Salud en el antropoceno, por Trinidad Herrero
Según Naciones Unidas, el concepto de “Una sola salud” es el enfoque unificador para que se estudie de modo integral la salud humana, de los animales y de los ecosistemas. Desde esta perspectiva, el estudio de los metales y su relación con la salud es una batalla científica relativamente reciente, pero de gran interés y actividad.
Los metales pesados son elementos químicos naturales con una densidad cinco veces mayor que el agua, es decir, con pesos atómicos elevados, desde el del cobre (63,55) al del mercurio (200,59). Los metales pesados son componentes de la biosfera, pero que, al ser iones muy estables y no ser biodegradables, tienden a acumularse convirtiéndose en sustancias tóxicas en concentraciones elevadas. Por ello, estos elementos químicos con propiedades metálicas, más que denominarse pesados, podrían también denominarse como “metales tóxicos”.
Los metales pesados son ubicuos: los hay en el agua, en el suelo, en el aire y en la atmósfera. Aunque, para el ser humano, algunos de estos elementos (arsénico, cadmio, cobalto, cromo, estaño, manganeso, mercurio, níquel, plomo o talio) son venenosos per se, otros metales pesados, como el cobre, hierro, molibdeno o zinc, son imprescindibles para los seres vivos. Por ejemplo, del 30 a 40% de todas las proteínas son metaloproteínas, siendo el hierro y el zinc dos de los metales imprescindibles en sus funciones. Los metales se precisan para reacciones bioquímicas y enzimáticas, desde transportar el oxígeno en la sangre hasta la comunicación neuronal. Sin embargo, solo los necesitamos en concentraciones bajas. En demasía, aumentan incontroladamente la producción de radicales libres, excediendo la capacidad del organismo para neutralizarlos. El equilibrio es esencial.
La actividad antropocéntrica ha aumentado la peligrosidad de los metales pesados, ya que, desde hace unos 300.000 años, el ser humano los ha utilizado e incorporado a la vida cotidiana como utensilios y materiales de uso generalizado. Así, médicos egipcios, griegos y romanos ya describieron envenenamientos por diversos metales. De hecho, la acumulación de metales pesados provoca intoxicación grave, como el llamativo saturnismo (envenenamiento por plomo) o el hidrargirismo, por cuya intoxicación crónica sufrió Isaac Newton cambiando su conducta y que, estudios que probaron su toxicidad determinaron que, por ley, se prohíbe la utilización de los tradicionales termómetros profesionales y caseros que emplean mercurio.
Adicionalmente, en los dos últimos siglos, la actividad industrial y tecnológica ha aumentado considerablemente la presencia de metales, de modo que el aire, el agua de superficie, el agua subterránea (y las aguas residuales no tratadas) los acumulan, afectando al ser humano, a los animales y a las plantas.

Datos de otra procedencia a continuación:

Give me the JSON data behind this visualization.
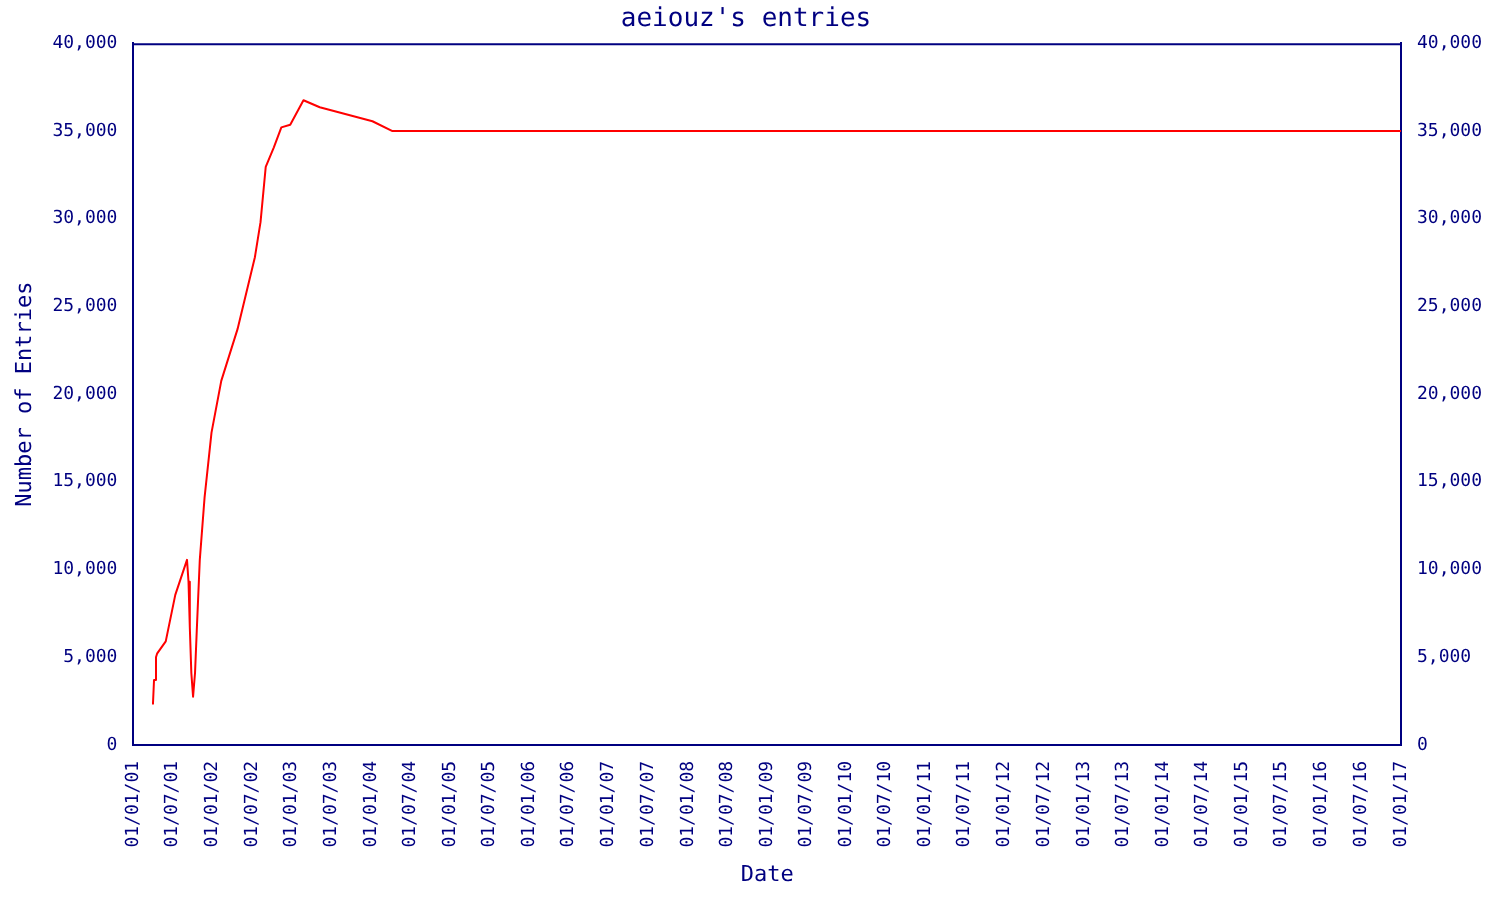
{
  "chart_data": {
    "type": "line",
    "title": "aeiouz's entries",
    "xlabel": "Date",
    "ylabel": "Number of Entries",
    "x": [
      "2001-04-01",
      "2001-04-06",
      "2001-04-15",
      "2001-04-20",
      "2001-05-30",
      "2001-07-13",
      "2001-09-05",
      "2001-09-12",
      "2001-09-18",
      "2001-09-25",
      "2001-10-03",
      "2001-10-12",
      "2001-10-20",
      "2001-11-03",
      "2001-11-25",
      "2001-12-27",
      "2002-02-10",
      "2002-04-26",
      "2002-07-15",
      "2002-08-10",
      "2002-09-03",
      "2002-10-10",
      "2002-11-14",
      "2002-12-25",
      "2003-02-24",
      "2003-05-10",
      "2004-01-08",
      "2004-04-07",
      "2017-01-01"
    ],
    "series": [
      {
        "color": "#ff0000",
        "values": [
          2300,
          3700,
          5000,
          5200,
          5900,
          8550,
          10550,
          9300,
          6700,
          4100,
          2750,
          4100,
          6500,
          10550,
          14100,
          17800,
          20750,
          23700,
          27800,
          29800,
          32950,
          34050,
          35200,
          35350,
          36750,
          36350,
          35550,
          35000,
          35000
        ]
      }
    ],
    "xlim": [
      "2001-01-01",
      "2017-01-01"
    ],
    "xticks": [
      {
        "value": "2001-01-01",
        "label": "01/01/01"
      },
      {
        "value": "2001-07-01",
        "label": "01/07/01"
      },
      {
        "value": "2002-01-01",
        "label": "01/01/02"
      },
      {
        "value": "2002-07-01",
        "label": "01/07/02"
      },
      {
        "value": "2003-01-01",
        "label": "01/01/03"
      },
      {
        "value": "2003-07-01",
        "label": "01/07/03"
      },
      {
        "value": "2004-01-01",
        "label": "01/01/04"
      },
      {
        "value": "2004-07-01",
        "label": "01/07/04"
      },
      {
        "value": "2005-01-01",
        "label": "01/01/05"
      },
      {
        "value": "2005-07-01",
        "label": "01/07/05"
      },
      {
        "value": "2006-01-01",
        "label": "01/01/06"
      },
      {
        "value": "2006-07-01",
        "label": "01/07/06"
      },
      {
        "value": "2007-01-01",
        "label": "01/01/07"
      },
      {
        "value": "2007-07-01",
        "label": "01/07/07"
      },
      {
        "value": "2008-01-01",
        "label": "01/01/08"
      },
      {
        "value": "2008-07-01",
        "label": "01/07/08"
      },
      {
        "value": "2009-01-01",
        "label": "01/01/09"
      },
      {
        "value": "2009-07-01",
        "label": "01/07/09"
      },
      {
        "value": "2010-01-01",
        "label": "01/01/10"
      },
      {
        "value": "2010-07-01",
        "label": "01/07/10"
      },
      {
        "value": "2011-01-01",
        "label": "01/01/11"
      },
      {
        "value": "2011-07-01",
        "label": "01/07/11"
      },
      {
        "value": "2012-01-01",
        "label": "01/01/12"
      },
      {
        "value": "2012-07-01",
        "label": "01/07/12"
      },
      {
        "value": "2013-01-01",
        "label": "01/01/13"
      },
      {
        "value": "2013-07-01",
        "label": "01/07/13"
      },
      {
        "value": "2014-01-01",
        "label": "01/01/14"
      },
      {
        "value": "2014-07-01",
        "label": "01/07/14"
      },
      {
        "value": "2015-01-01",
        "label": "01/01/15"
      },
      {
        "value": "2015-07-01",
        "label": "01/07/15"
      },
      {
        "value": "2016-01-01",
        "label": "01/01/16"
      },
      {
        "value": "2016-07-01",
        "label": "01/07/16"
      },
      {
        "value": "2017-01-01",
        "label": "01/01/17"
      }
    ],
    "ylim": [
      0,
      40000
    ],
    "yticks": [
      0,
      {
        "value": 5000,
        "label": "5,000"
      },
      {
        "value": 10000,
        "label": "10,000"
      },
      {
        "value": 15000,
        "label": "15,000"
      },
      {
        "value": 20000,
        "label": "20,000"
      },
      {
        "value": 25000,
        "label": "25,000"
      },
      {
        "value": 30000,
        "label": "30,000"
      },
      {
        "value": 35000,
        "label": "35,000"
      },
      {
        "value": 40000,
        "label": "40,000"
      }
    ],
    "y2lim": [
      0,
      40000
    ],
    "y2ticks": [
      0,
      {
        "value": 5000,
        "label": "5,000"
      },
      {
        "value": 10000,
        "label": "10,000"
      },
      {
        "value": 15000,
        "label": "15,000"
      },
      {
        "value": 20000,
        "label": "20,000"
      },
      {
        "value": 25000,
        "label": "25,000"
      },
      {
        "value": 30000,
        "label": "30,000"
      },
      {
        "value": 35000,
        "label": "35,000"
      },
      {
        "value": 40000,
        "label": "40,000"
      }
    ],
    "grid": false,
    "legend": false,
    "marker": "none",
    "line_style": "solid"
  }
}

Esta contaminación deletérea e invisible convive con nosotros y, de forma subliminal, ataca a todos los tejidos orgánicos. Y es que, más allá del envenenamiento, los metales pesados, directa o indirectamente, modifican el material genético, están en la génesis de diversos tipos de cáncer, provocan alteraciones cardiovasculares, endocrinológicas, neurológicas o renales, trastornos del desarrollo durante el crecimiento intrauterino antes de nacer y, de forma silenciosa, perpetúan el aumento de patologías crónicas. Así, la alerta por las consecuencias del cambio climático no solo está creando nuevos desafíos de salud pública, también inspira las líneas de investigación en las ciencias de la vida para mejorar los métodos de su trazabilidad en los alimentos, en el agua o en el aire y las consecuencias de su presencia, ubicación y concentraciones.
En el Antropoceno, como consecuencia de la contaminación ambiental por actividades humanas incontroladas, la omnipresencia de los metales en forma de residuos en el aire o en las plantas, animales terrestres y marinos que nos sirven de alimento, provoca que los humanos nos intoxiquemos lentamente. Es una intoxicación silente, sin exageradas manifestaciones clínicas, que no desencadena reacciones masivas semejantes a la producida por la pandemia del coronavirus, pero que debería ser estudiada en mayor profundidad. La metalómica ha sido incorporada a otras “ómicas” como la genómica, la proteómica o la metabolómica. La metalómica es la disciplina que analiza las consecuencias que tienen en la salud la presencia, ausencia o exceso de biometales, habiendo surgido subespecialidades: la metalotranscriptómica, que define el efecto de metales en la transcripción y síntesis de proteínas, o la metalointeractómica, que analiza su posible toxicidad en relación a nuevas estrategias terapéuticas.